End-to-end Multi-Modal Multi-Task Vehicle Control for Self-Driving Cars with Visual Perception
This work addresses the limitation of single-task steering control in self-driving cars by enabling more comprehensive vehicle control, though it is incremental as it builds on existing end-to-end CNN methods.
The paper tackles the problem of autonomous vehicle control by developing a multi-task learning framework that simultaneously predicts steering angles and speed commands using visual inputs and previous speed feedback, achieving accurate predictions on both the Udacity and a new SAIC dataset.

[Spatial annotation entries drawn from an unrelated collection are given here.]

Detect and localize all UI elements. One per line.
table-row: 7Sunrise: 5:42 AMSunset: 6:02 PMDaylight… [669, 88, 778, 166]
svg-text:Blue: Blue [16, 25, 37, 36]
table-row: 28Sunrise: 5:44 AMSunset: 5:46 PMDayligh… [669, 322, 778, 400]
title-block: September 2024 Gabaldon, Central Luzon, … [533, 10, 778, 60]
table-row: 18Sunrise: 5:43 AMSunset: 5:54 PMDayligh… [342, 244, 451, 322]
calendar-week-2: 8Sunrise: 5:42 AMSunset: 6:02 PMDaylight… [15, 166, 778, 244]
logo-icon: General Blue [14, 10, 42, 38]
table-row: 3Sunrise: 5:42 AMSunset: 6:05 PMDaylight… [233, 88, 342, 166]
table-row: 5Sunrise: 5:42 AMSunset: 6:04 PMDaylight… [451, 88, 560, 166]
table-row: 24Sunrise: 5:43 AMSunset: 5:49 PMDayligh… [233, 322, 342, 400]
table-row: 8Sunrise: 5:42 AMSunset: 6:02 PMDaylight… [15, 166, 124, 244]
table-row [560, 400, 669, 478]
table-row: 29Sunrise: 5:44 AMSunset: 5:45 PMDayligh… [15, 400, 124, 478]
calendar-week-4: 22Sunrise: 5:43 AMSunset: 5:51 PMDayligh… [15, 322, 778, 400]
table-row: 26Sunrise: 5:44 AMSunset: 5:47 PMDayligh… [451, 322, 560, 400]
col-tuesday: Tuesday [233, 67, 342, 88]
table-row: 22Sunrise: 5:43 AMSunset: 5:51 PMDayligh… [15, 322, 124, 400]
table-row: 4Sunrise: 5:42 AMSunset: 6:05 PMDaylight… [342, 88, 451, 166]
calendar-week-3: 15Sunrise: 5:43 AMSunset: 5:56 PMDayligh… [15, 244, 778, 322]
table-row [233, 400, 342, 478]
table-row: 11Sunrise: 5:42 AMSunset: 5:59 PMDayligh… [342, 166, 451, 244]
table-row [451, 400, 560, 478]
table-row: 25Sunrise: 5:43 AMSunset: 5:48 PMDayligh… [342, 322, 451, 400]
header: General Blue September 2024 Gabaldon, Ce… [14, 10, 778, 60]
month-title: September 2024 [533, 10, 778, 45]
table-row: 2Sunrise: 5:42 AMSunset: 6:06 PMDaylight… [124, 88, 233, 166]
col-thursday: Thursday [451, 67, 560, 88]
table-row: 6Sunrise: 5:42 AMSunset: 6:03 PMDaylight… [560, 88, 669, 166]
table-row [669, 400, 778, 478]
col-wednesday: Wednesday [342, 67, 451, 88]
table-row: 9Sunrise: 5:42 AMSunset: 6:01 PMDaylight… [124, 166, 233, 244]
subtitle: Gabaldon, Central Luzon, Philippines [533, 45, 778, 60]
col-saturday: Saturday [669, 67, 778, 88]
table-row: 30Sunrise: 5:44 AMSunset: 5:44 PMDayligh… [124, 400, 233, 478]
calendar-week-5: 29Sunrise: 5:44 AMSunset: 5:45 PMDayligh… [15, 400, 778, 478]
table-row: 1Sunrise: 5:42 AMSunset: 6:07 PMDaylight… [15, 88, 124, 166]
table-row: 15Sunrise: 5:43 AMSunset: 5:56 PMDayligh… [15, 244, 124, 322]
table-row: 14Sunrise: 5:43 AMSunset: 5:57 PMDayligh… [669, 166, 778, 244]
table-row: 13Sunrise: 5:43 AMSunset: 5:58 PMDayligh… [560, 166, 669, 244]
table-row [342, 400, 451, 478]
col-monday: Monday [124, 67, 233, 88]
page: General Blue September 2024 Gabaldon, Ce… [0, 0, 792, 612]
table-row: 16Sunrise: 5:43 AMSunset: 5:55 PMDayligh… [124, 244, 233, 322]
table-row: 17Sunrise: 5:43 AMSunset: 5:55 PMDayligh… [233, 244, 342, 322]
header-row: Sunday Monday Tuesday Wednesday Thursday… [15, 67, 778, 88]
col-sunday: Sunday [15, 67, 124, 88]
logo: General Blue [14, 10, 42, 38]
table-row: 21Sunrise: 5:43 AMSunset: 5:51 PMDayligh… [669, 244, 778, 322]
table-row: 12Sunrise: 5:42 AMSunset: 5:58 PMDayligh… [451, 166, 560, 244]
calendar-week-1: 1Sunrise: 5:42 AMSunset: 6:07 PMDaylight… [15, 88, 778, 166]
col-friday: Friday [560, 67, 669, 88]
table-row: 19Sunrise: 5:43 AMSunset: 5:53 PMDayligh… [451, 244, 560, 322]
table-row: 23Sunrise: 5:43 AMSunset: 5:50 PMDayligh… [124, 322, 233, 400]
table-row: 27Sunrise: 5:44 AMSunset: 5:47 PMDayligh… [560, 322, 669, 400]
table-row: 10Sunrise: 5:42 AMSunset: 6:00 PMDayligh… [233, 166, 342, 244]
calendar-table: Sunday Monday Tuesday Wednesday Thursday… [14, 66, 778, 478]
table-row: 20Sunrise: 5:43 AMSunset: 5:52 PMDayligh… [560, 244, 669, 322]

Convolutional Neural Networks (CNN) have been successfully applied to autonomous driving tasks, many in an end-to-end manner. Previous end-to-end steering control methods take an image or an image sequence as the input and directly predict the steering angle with CNN. Although single task learning on steering angles has reported good performances, the steering angle alone is not sufficient for vehicle control. In this work, we propose a multi-task learning framework to predict the steering angle and speed control simultaneously in an end-to-end manner. Since it is nontrivial to predict accurate speed values with only visual inputs, we first propose a network to predict discrete speed commands and steering angles with image sequences. Moreover, we propose a multi-modal multi-task network to predict speed values and steering angles by taking previous feedback speeds and visual recordings as inputs. Experiments are conducted on the public Udacity dataset and a newly collected SAIC dataset. Results show that the proposed model predicts steering angles and speed values accurately. Furthermore, we improve the failure data synthesis methods to solve the problem of error accumulation in real road tests.